I’ve been drawn again to the story in Acts 9 where we read about Paul’s conversion, or rather what I like to call Paul’s convergence—his past and present and future meeting with God’s great past, present, and future.
You and I have been swept up in the legacy of what happened on that great Convergence Day.
I’ll just remind us of the story by sharing Acts 9:1,3-6.
Meanwhile, Saul was still breathing out murderous threats against the Lord’s disciples…As he neared Damascus on his journey, suddenly a light from heaven flashed around him. He fell to the ground and heard a voice say to him, “Saul, Saul, why do you persecute me?”
“Who are you, Lord?” Saul asked.
“I am Jesus, whom you are persecuting,” he replied. “Now get up and go into the city, and you will be told what you must do.”

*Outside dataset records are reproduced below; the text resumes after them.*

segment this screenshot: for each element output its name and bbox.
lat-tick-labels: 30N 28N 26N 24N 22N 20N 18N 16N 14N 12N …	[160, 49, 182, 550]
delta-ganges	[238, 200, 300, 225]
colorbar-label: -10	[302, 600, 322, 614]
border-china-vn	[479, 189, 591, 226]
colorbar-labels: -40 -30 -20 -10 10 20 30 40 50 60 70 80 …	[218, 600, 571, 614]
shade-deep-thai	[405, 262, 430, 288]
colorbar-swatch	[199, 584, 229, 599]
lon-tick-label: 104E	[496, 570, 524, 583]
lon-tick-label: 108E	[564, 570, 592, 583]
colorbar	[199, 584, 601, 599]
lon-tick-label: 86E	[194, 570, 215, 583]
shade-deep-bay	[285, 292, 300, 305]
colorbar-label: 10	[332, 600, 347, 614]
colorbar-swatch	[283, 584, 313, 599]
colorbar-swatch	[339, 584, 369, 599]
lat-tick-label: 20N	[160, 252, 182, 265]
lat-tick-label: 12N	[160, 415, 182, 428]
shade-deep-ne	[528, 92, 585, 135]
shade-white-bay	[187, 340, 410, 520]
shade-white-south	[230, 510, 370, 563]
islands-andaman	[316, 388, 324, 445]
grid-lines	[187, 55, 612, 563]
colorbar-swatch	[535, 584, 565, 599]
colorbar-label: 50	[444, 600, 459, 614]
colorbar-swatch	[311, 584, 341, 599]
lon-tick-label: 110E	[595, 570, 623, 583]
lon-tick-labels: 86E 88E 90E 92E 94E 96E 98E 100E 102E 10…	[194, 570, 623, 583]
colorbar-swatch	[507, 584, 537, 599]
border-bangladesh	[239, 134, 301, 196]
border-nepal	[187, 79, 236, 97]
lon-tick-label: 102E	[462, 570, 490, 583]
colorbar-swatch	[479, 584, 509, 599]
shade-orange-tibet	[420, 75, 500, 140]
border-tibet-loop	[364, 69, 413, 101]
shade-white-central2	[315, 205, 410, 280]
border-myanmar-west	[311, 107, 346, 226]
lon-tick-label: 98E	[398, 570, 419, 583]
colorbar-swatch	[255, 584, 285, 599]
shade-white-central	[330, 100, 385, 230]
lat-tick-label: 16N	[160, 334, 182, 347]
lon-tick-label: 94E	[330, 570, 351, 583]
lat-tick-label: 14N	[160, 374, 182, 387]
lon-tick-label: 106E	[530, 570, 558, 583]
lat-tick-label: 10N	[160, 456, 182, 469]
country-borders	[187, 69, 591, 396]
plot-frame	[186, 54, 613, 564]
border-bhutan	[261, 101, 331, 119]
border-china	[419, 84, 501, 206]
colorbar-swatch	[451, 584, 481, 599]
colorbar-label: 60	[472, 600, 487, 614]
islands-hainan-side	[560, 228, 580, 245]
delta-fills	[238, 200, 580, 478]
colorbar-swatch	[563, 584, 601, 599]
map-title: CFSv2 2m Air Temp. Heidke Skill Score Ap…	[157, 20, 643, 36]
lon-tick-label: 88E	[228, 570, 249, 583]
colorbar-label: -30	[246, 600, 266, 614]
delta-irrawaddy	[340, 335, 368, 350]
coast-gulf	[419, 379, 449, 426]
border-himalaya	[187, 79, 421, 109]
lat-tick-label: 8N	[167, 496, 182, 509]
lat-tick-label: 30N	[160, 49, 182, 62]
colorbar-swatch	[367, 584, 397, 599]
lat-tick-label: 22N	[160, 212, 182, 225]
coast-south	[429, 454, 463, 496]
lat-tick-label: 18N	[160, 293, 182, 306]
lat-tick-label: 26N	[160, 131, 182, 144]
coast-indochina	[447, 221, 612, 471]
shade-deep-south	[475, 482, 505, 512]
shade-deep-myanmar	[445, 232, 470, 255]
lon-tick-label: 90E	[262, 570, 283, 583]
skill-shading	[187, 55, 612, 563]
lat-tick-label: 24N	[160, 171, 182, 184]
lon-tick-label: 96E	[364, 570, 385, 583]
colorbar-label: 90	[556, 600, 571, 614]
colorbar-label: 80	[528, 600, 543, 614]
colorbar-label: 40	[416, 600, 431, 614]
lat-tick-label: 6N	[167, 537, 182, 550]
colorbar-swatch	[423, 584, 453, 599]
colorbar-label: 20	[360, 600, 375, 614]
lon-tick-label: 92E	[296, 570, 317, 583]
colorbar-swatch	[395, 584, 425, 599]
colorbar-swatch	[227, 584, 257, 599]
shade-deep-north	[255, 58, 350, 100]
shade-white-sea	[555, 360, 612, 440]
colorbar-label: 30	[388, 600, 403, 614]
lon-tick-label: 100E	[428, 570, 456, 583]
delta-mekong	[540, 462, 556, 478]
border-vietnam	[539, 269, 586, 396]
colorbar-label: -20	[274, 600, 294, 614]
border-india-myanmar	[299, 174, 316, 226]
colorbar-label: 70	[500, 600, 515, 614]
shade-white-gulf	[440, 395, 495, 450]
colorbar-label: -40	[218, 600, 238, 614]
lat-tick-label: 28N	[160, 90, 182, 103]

In Acts 9 we catch Paul as a spiritual leader mid-mission, mid-purpose, mid-stride, mid-leader-in-motion, mid-making-things-happen, mid-getting-things-done—and he’s blinded and knocked off of his horse into the dust.
This is the story of a leader bewildered, unseated, of a leader seemingly downed from a horse when in actuality he’s being lifted into wholeness and fullness and love. He is experiencing, quite literally, an awakening.
Paul is a leader, like us, who believes he is doing what God has given him to do. And in the middle of it, he is arrested, stopped, halted, shocked, taken off-guard, pulled off the field, blinded.
And the experience will become the most seminal moment in his life and leadership—his greatest loss will become his greatest gain.
There are three simple principles in this story I think we can lay ahold of as followers of Jesus and as leaders, if we’ll have ears to hear.
1. Sometimes We Have To Lose Our Sight To Gain a Vision
Paul trusted in his capacities and his skills, but sometimes we’re blinded by our circumstances, our pain, our unpredictable situations, and we simply cannot see, we can’t trust what we trusted in before.
In those moments, we are given the opportunity to gain a fresh vision of God. We lose our sight, we gain a vision of God we would never have chosen on our own, and we learn to walk by faith in that vision and not by our own senses, capacities, or experience.
We have to lose our sight to gain a vision.
2. Sometimes We Have to Lose Our Time to Gain Eternity
After Paul’s encounter and some initial ministry, according to Galatians 1, he disappears from the scene for 3 years to learn from the Holy Spirit.
Sometimes we’re locked into our own time frames, for all the right reasons, and we quietly demand God follow them. Sometimes we’re in a rush, or more accurately, the rush is in us, and then we’re delayed, slowed, resisted. We fight and rail against it.
In those moments, God puts a different timepiece in our spirits. We begin to measure in long-time, in trust-time, in wait-time, in hope-time, in believe-time, in life-time.
We have to lose our time to gain eternity.